Наша дивизия находилась южнее Орла, и нам был дан
приказ готовиться к обороне. Для меня как командира
стрелковой роты это прежде всего была упорная работа
в окопах днем и ночью. Над нашими позициями
постоянно летали «Фокке-Вульфы». Мы называли эти
боевые самолеты «рамами» и знали, что у них на
борту очень сильная оптика, позволяющая «видеть»
землю, как на ладони. Наша задача состояла в том,
чтобы «рама» не могла нас фотографировать. Враг
готовился взять реванш за Сталинград, надеялся с
помощью своего «стального кулака» уничтожить нашу
группировку и вновь выйти к Москве. Вот почему
Курско-Орловская битва мне запомнилась на всю жизнь.
Это было с четвертого на пятое июля сорок третьего
года. Ровно в половине третьего ночи со всех орудий
наши войска открыли ураганный огонь. Так мы
упредили удар врага. Хочу еще сказать, что в такие
вот ответственные моменты Отечественной войны прием
в партию был массовым. Бойцы хотели идти в бой с
партбилетами. И они были искренни в своем порыве.
Моя рота находилась на первой линии обороны. И вот
нами получен сигнал, что на нас идут немецкие
танки. В это время над нами шел воздушный
бой. Было тяжело. Но паники, уныния не было!

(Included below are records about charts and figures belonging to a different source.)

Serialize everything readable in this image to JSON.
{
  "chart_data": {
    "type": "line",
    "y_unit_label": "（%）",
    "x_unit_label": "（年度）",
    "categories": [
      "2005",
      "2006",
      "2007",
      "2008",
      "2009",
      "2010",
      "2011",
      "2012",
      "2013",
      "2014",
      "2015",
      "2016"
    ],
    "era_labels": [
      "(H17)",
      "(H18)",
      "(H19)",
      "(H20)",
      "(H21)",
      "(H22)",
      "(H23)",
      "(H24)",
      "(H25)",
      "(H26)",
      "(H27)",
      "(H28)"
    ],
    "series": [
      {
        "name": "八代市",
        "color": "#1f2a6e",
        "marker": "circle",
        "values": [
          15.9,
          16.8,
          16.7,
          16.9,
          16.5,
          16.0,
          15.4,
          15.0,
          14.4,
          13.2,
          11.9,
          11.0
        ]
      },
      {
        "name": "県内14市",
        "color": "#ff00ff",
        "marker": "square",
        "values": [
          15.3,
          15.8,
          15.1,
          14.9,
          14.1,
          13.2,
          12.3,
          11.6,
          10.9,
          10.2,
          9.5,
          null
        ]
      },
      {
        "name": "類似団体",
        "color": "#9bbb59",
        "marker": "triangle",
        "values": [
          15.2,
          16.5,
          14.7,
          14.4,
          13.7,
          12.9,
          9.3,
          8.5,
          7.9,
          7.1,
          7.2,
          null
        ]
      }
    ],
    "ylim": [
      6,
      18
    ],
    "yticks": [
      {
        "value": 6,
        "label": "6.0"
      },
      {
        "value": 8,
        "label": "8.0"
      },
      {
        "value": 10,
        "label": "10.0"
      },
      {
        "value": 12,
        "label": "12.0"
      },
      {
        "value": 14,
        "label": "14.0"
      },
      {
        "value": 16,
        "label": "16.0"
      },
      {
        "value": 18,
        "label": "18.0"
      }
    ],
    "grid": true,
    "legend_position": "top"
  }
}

Наступление немцев на нашем участке длилось до 20
июля сорок третьего года. А затем мы сами пошли в
наступление. При освобождении от фашистов Орла я
вновь был тяжело ранен: было множественное
осколочное ранение обеих голеней, головы. Меня
ранило вскоре после того, как я, бежавший вслед за
комиссаром батальона, увидел его убитым. Я успел
забрать его партбилет. У него были открыты глаза, он
как будто смотрел на меня. Я до сих пор не могу
забыть его мертвых открытых глаз.
Я уверен, у каждого солдата Великой Отечественной
был свой самый главный, самый трудный бой, о котором
он хранит воспоминания. А еще я уверен, что каждый
сегодня живой солдат той войны готов обратиться к
молодым со словами: «Россия у нас одна, и ее надо
беречь».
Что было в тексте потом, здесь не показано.